Einen Blick ins Fremdwörterbuch gestattete Goethe seinem Universalgelehrten nicht. Theoretisch ließe sich heutzutage bei derartigen Skrupeln das Netz befragen. Praktisch bedeutet es wie üblich: Gewusst wo, denn Altavistas Babel-Fisch wird seinem Namensgeber aus "Per Anhalter durch die Galaxis" in keiner Weise gerecht. Allein für Übersetzungen vom Deutschen ins Englische und vice versa listet das Web of Online Dictionaries zehn Möglichkeiten auf. Die Angebote für Französisch und Spanisch fallen dagegen deutlich zurück, und zweisprachige Wörterbücher für Deutsch-Italienisch scheinen eine Angelegenheit für Spezialisten zu sein, vom Altgriechischen ganz zu schweigen.

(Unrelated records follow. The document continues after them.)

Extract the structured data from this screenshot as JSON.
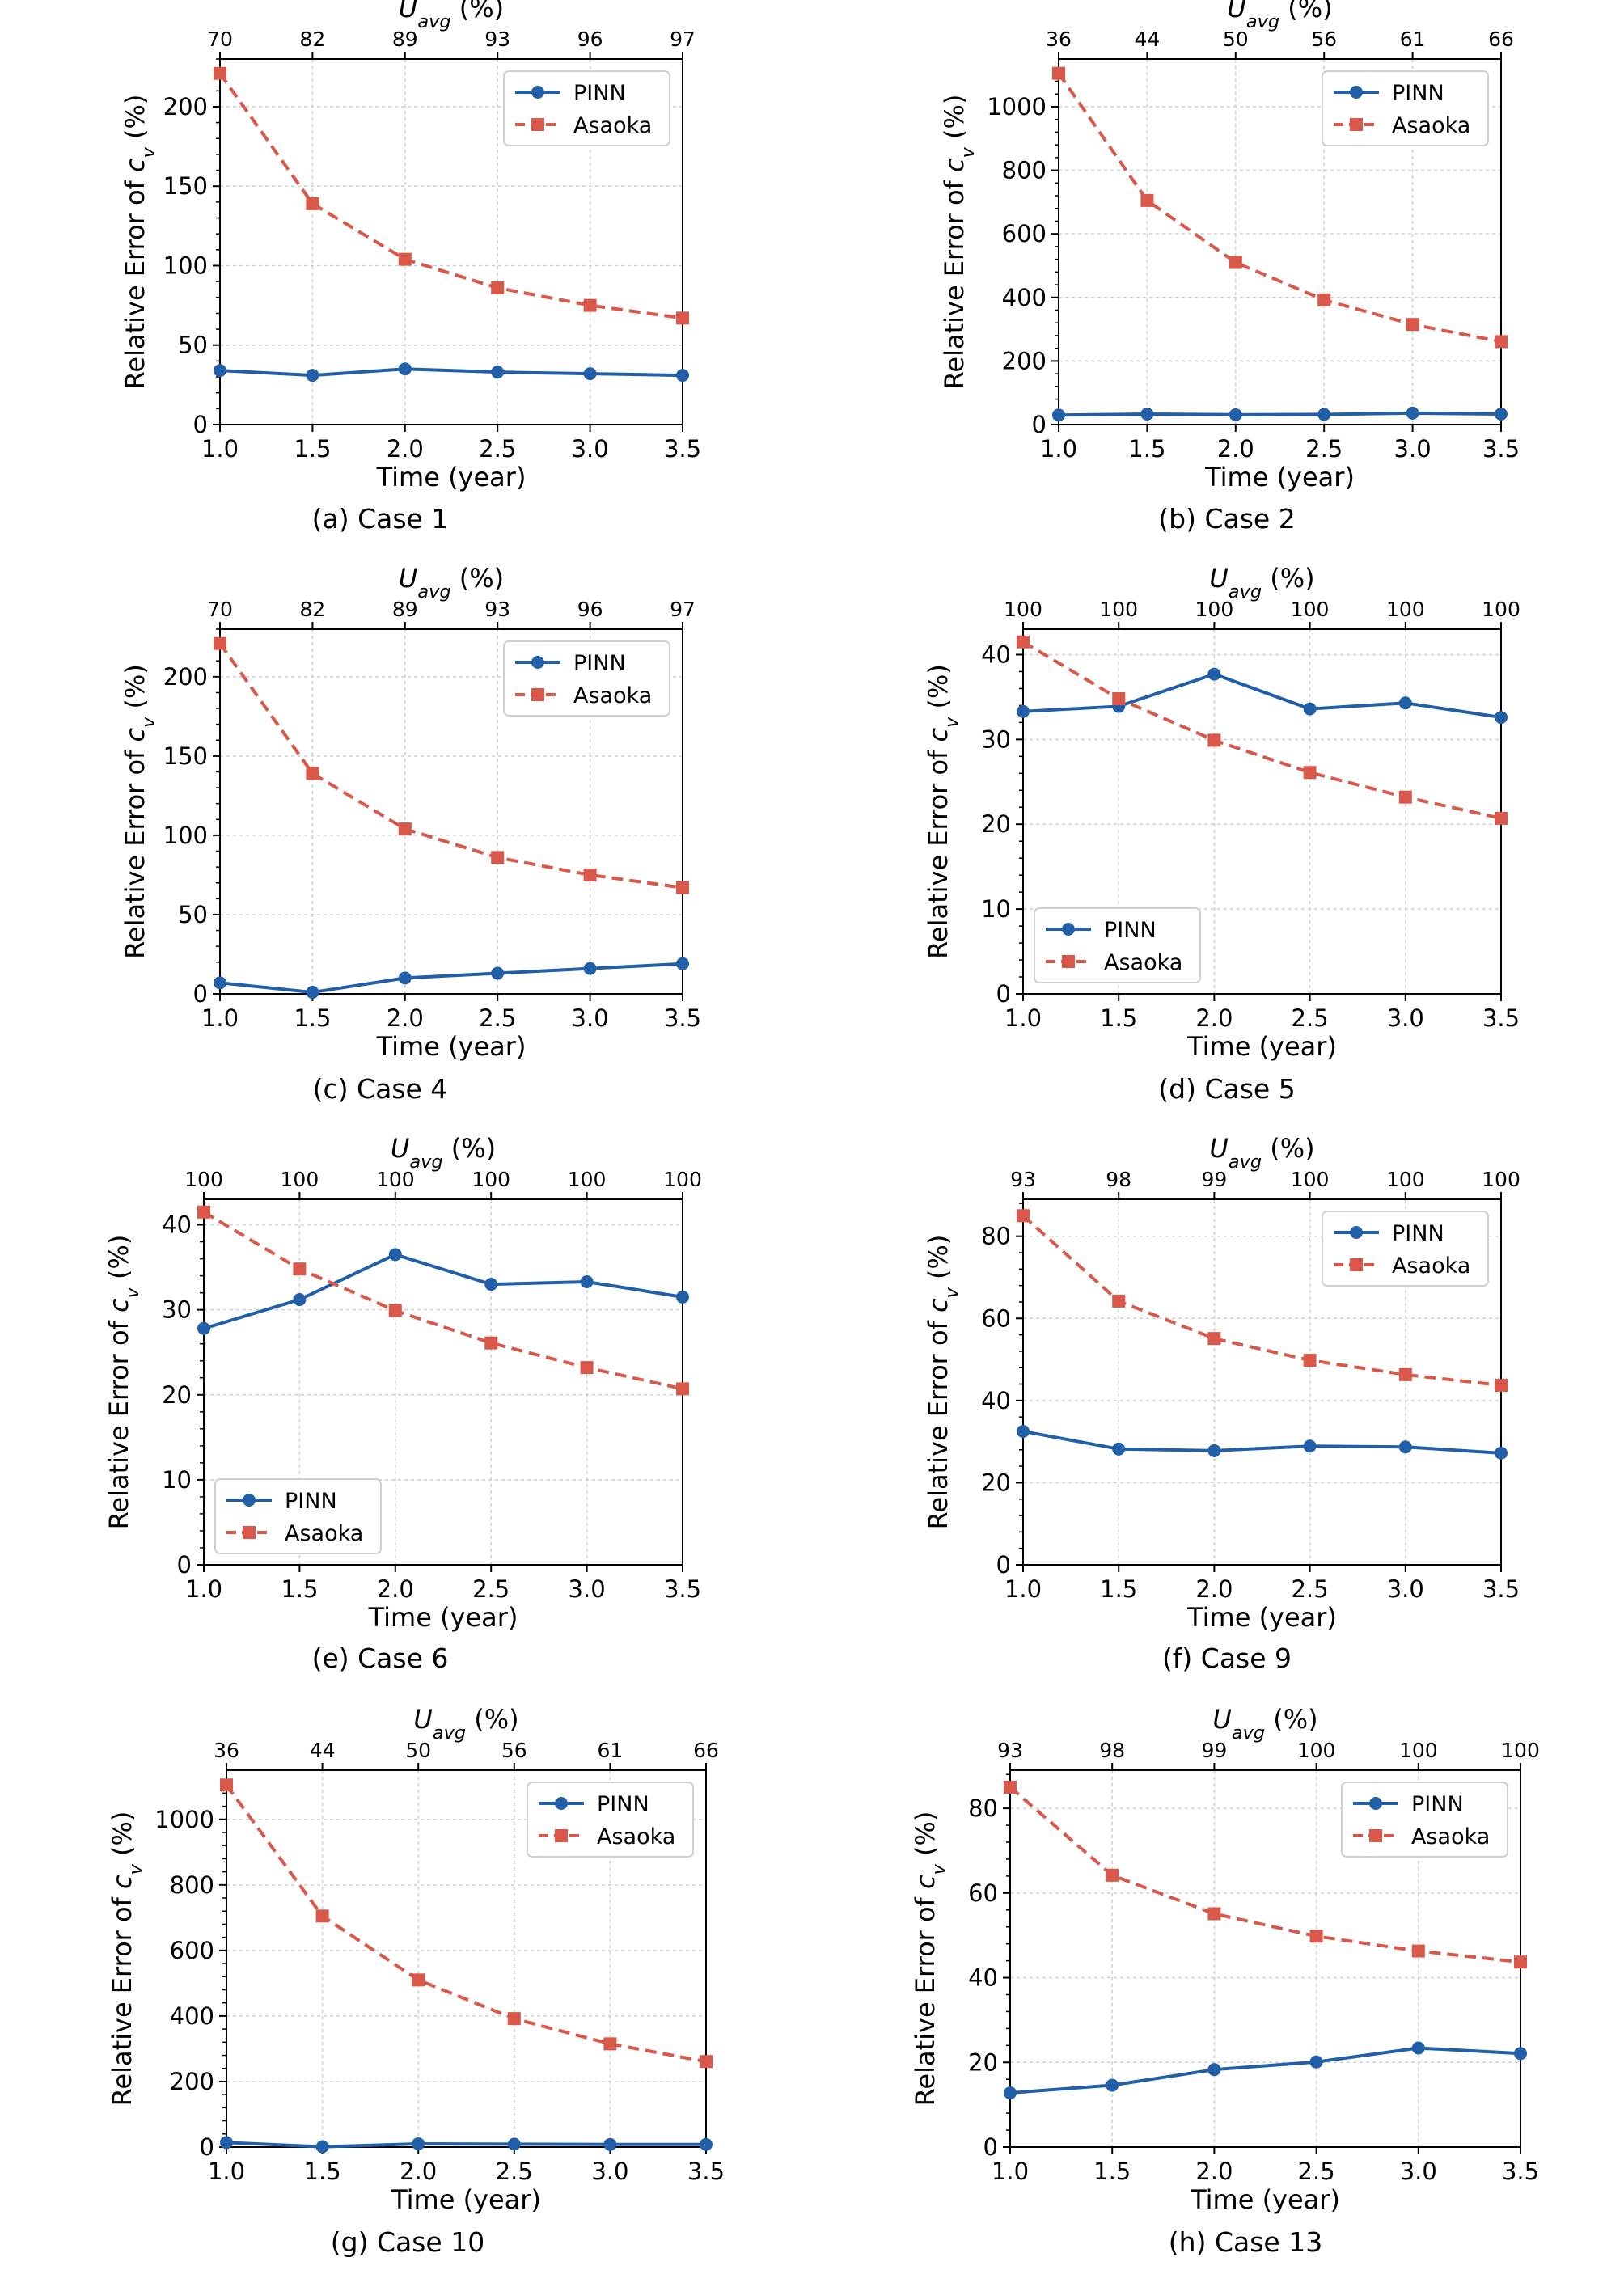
{
  "legend_names": {
    "pinn": "PINN",
    "asaoka": "Asaoka"
  },
  "colors": {
    "pinn": "#2160a8",
    "asaoka": "#d9584a",
    "grid": "#cfcfcf"
  },
  "chart_data": [
    {
      "type": "line",
      "caption": "(a) Case 1",
      "x": [
        1.0,
        1.5,
        2.0,
        2.5,
        3.0,
        3.5
      ],
      "xticks": [
        "1.0",
        "1.5",
        "2.0",
        "2.5",
        "3.0",
        "3.5"
      ],
      "xlabel": "Time (year)",
      "ylabel": "Relative Error of c_v (%)",
      "top_xlabel": "U_avg (%)",
      "top_ticks": [
        "70",
        "82",
        "89",
        "93",
        "96",
        "97"
      ],
      "xlim": [
        1.0,
        3.5
      ],
      "ylim": [
        0,
        230
      ],
      "yticks": [
        0,
        50,
        100,
        150,
        200
      ],
      "legend": "top-right",
      "grid": true,
      "series": [
        {
          "name": "PINN",
          "values": [
            34,
            31,
            35,
            33,
            32,
            31
          ]
        },
        {
          "name": "Asaoka",
          "values": [
            221,
            139,
            104,
            86,
            75,
            67
          ]
        }
      ]
    },
    {
      "type": "line",
      "caption": "(b) Case 2",
      "x": [
        1.0,
        1.5,
        2.0,
        2.5,
        3.0,
        3.5
      ],
      "xticks": [
        "1.0",
        "1.5",
        "2.0",
        "2.5",
        "3.0",
        "3.5"
      ],
      "xlabel": "Time (year)",
      "ylabel": "Relative Error of c_v (%)",
      "top_xlabel": "U_avg (%)",
      "top_ticks": [
        "36",
        "44",
        "50",
        "56",
        "61",
        "66"
      ],
      "xlim": [
        1.0,
        3.5
      ],
      "ylim": [
        0,
        1150
      ],
      "yticks": [
        0,
        200,
        400,
        600,
        800,
        1000
      ],
      "legend": "top-right",
      "grid": true,
      "series": [
        {
          "name": "PINN",
          "values": [
            30,
            33,
            31,
            32,
            36,
            33
          ]
        },
        {
          "name": "Asaoka",
          "values": [
            1105,
            705,
            510,
            392,
            315,
            261
          ]
        }
      ]
    },
    {
      "type": "line",
      "caption": "(c) Case 4",
      "x": [
        1.0,
        1.5,
        2.0,
        2.5,
        3.0,
        3.5
      ],
      "xticks": [
        "1.0",
        "1.5",
        "2.0",
        "2.5",
        "3.0",
        "3.5"
      ],
      "xlabel": "Time (year)",
      "ylabel": "Relative Error of c_v (%)",
      "top_xlabel": "U_avg (%)",
      "top_ticks": [
        "70",
        "82",
        "89",
        "93",
        "96",
        "97"
      ],
      "xlim": [
        1.0,
        3.5
      ],
      "ylim": [
        0,
        230
      ],
      "yticks": [
        0,
        50,
        100,
        150,
        200
      ],
      "legend": "top-right",
      "grid": true,
      "series": [
        {
          "name": "PINN",
          "values": [
            7,
            1,
            10,
            13,
            16,
            19
          ]
        },
        {
          "name": "Asaoka",
          "values": [
            221,
            139,
            104,
            86,
            75,
            67
          ]
        }
      ]
    },
    {
      "type": "line",
      "caption": "(d) Case 5",
      "x": [
        1.0,
        1.5,
        2.0,
        2.5,
        3.0,
        3.5
      ],
      "xticks": [
        "1.0",
        "1.5",
        "2.0",
        "2.5",
        "3.0",
        "3.5"
      ],
      "xlabel": "Time (year)",
      "ylabel": "Relative Error of c_v (%)",
      "top_xlabel": "U_avg (%)",
      "top_ticks": [
        "100",
        "100",
        "100",
        "100",
        "100",
        "100"
      ],
      "xlim": [
        1.0,
        3.5
      ],
      "ylim": [
        0,
        43
      ],
      "yticks": [
        0,
        10,
        20,
        30,
        40
      ],
      "legend": "bottom-left",
      "grid": true,
      "series": [
        {
          "name": "PINN",
          "values": [
            33.3,
            33.9,
            37.7,
            33.6,
            34.3,
            32.6
          ]
        },
        {
          "name": "Asaoka",
          "values": [
            41.5,
            34.8,
            29.9,
            26.1,
            23.2,
            20.7
          ]
        }
      ]
    },
    {
      "type": "line",
      "caption": "(e) Case 6",
      "x": [
        1.0,
        1.5,
        2.0,
        2.5,
        3.0,
        3.5
      ],
      "xticks": [
        "1.0",
        "1.5",
        "2.0",
        "2.5",
        "3.0",
        "3.5"
      ],
      "xlabel": "Time (year)",
      "ylabel": "Relative Error of c_v (%)",
      "top_xlabel": "U_avg (%)",
      "top_ticks": [
        "100",
        "100",
        "100",
        "100",
        "100",
        "100"
      ],
      "xlim": [
        1.0,
        3.5
      ],
      "ylim": [
        0,
        43
      ],
      "yticks": [
        0,
        10,
        20,
        30,
        40
      ],
      "legend": "bottom-left",
      "grid": true,
      "series": [
        {
          "name": "PINN",
          "values": [
            27.8,
            31.2,
            36.5,
            33.0,
            33.3,
            31.5
          ]
        },
        {
          "name": "Asaoka",
          "values": [
            41.5,
            34.8,
            29.9,
            26.1,
            23.2,
            20.7
          ]
        }
      ]
    },
    {
      "type": "line",
      "caption": "(f) Case 9",
      "x": [
        1.0,
        1.5,
        2.0,
        2.5,
        3.0,
        3.5
      ],
      "xticks": [
        "1.0",
        "1.5",
        "2.0",
        "2.5",
        "3.0",
        "3.5"
      ],
      "xlabel": "Time (year)",
      "ylabel": "Relative Error of c_v (%)",
      "top_xlabel": "U_avg (%)",
      "top_ticks": [
        "93",
        "98",
        "99",
        "100",
        "100",
        "100"
      ],
      "xlim": [
        1.0,
        3.5
      ],
      "ylim": [
        0,
        89
      ],
      "yticks": [
        0,
        20,
        40,
        60,
        80
      ],
      "legend": "top-right",
      "grid": true,
      "series": [
        {
          "name": "PINN",
          "values": [
            32.5,
            28.2,
            27.8,
            28.9,
            28.7,
            27.2
          ]
        },
        {
          "name": "Asaoka",
          "values": [
            85,
            64.2,
            55.1,
            49.8,
            46.3,
            43.7
          ]
        }
      ]
    },
    {
      "type": "line",
      "caption": "(g) Case 10",
      "x": [
        1.0,
        1.5,
        2.0,
        2.5,
        3.0,
        3.5
      ],
      "xticks": [
        "1.0",
        "1.5",
        "2.0",
        "2.5",
        "3.0",
        "3.5"
      ],
      "xlabel": "Time (year)",
      "ylabel": "Relative Error of c_v (%)",
      "top_xlabel": "U_avg (%)",
      "top_ticks": [
        "36",
        "44",
        "50",
        "56",
        "61",
        "66"
      ],
      "xlim": [
        1.0,
        3.5
      ],
      "ylim": [
        0,
        1150
      ],
      "yticks": [
        0,
        200,
        400,
        600,
        800,
        1000
      ],
      "legend": "top-right",
      "grid": true,
      "series": [
        {
          "name": "PINN",
          "values": [
            14,
            1,
            10,
            9,
            8,
            8
          ]
        },
        {
          "name": "Asaoka",
          "values": [
            1105,
            705,
            510,
            392,
            315,
            261
          ]
        }
      ]
    },
    {
      "type": "line",
      "caption": "(h) Case 13",
      "x": [
        1.0,
        1.5,
        2.0,
        2.5,
        3.0,
        3.5
      ],
      "xticks": [
        "1.0",
        "1.5",
        "2.0",
        "2.5",
        "3.0",
        "3.5"
      ],
      "xlabel": "Time (year)",
      "ylabel": "Relative Error of c_v (%)",
      "top_xlabel": "U_avg (%)",
      "top_ticks": [
        "93",
        "98",
        "99",
        "100",
        "100",
        "100"
      ],
      "xlim": [
        1.0,
        3.5
      ],
      "ylim": [
        0,
        89
      ],
      "yticks": [
        0,
        20,
        40,
        60,
        80
      ],
      "legend": "top-right",
      "grid": true,
      "series": [
        {
          "name": "PINN",
          "values": [
            12.8,
            14.6,
            18.3,
            20.1,
            23.4,
            22.1
          ]
        },
        {
          "name": "Asaoka",
          "values": [
            85,
            64.2,
            55.1,
            49.8,
            46.3,
            43.7
          ]
        }
      ]
    }
  ]
}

Seltsamerweise trifft diese Beobachtung auch für Wörterbücher der deutschen Sprache zu. Einsam auf weiter Flur bietet das Projekt Deutscher Wortschatz an der Universität Leipzig einen Ansatz in diese Richtung. Es erklärt zwar nicht das abgefragte Wort, und eine Rechtschreibprüfung (z.B. lizensieren oder lizenzieren) findet auch nicht statt, aber die Antwort führt immerhin Sätze auf, in denen das gesuchte Wort im Zusammenhang verwendet wird.

Im englischsprachigen Raum ist die Situation deutlich besser. Seit diesem Monat hat das altehrwürdige "Oxford English Dictionary" (OED) seinen Weg ins Netz gefunden. Bislang war das Wörterbuch als 20-bändiger Regalfüller oder auf einer CD-Rom erhältlich. Jetzt versuchen die Herausgeber sich an dem Abenteuer, an dem schon die "Encyclopaedia Britannica" gescheitert ist: Den Online-Zugang wollen sie sich von Einzelpersonen mit 350£ im Jahr bezahlen lassen. Beim OED rechnet man jedoch mit universitären Institutionen, die ihre Druckausgabe mit einer Netzwerk-Lizenz durch das Online-Angebot ersetzen könnten. "Die meisten Leute werden in ihrer Bibliothek freien Zugang haben, so wie sie es gewöhnt sind", meint Juliet New, Sprecherin für das Online-Projekt.

Während das Angebot des OED vor allem von akademischem Interesse ist, steht mit dem amerikanischen Webster immerhin ein frei zugängliches kommerzielles Wörterbuch für den Hausgebrauch zur Verfügung. Daneben existiert mit Wordnet ein freies Wörterbuch, das aus einem Forschungsprojekt an der Universität Princeton hervorging. Es bietet Definitionen von etwas mehr als 120000 Wörtern. Noch etwas umfangreicher gibt sich die Ausgabe des Webster von 1913, die sich in der Public Domain befindet.

Die alten wie die neuen Angebote haben zwei Aspekte gemeinsam. Zum einen werden die Einträge zu ihren Stichwörtern von einer zentralen Redaktion abgesegnet. So arbeiten seit 1993 320 ausgewählte Spezialisten an der Revision des OED, die in zehn Jahren abgeschlossen sein soll. Zum anderen verlassen sich die Angebote auf ein Web-Interface. Das Nachschlagen wird damit zu einer umständlichen Angelegenheit: Browser starten, Adresse hervorkramen, Wort eingeben und warten. Beim Lesen von Online-Dokumenten mag das noch angehen, beim Schreiben eigener Texte wird es quälend. Der Griff zum herkömmlichen Buch erweist sich da in den meisten Fällen als deutlich schneller und effektiver.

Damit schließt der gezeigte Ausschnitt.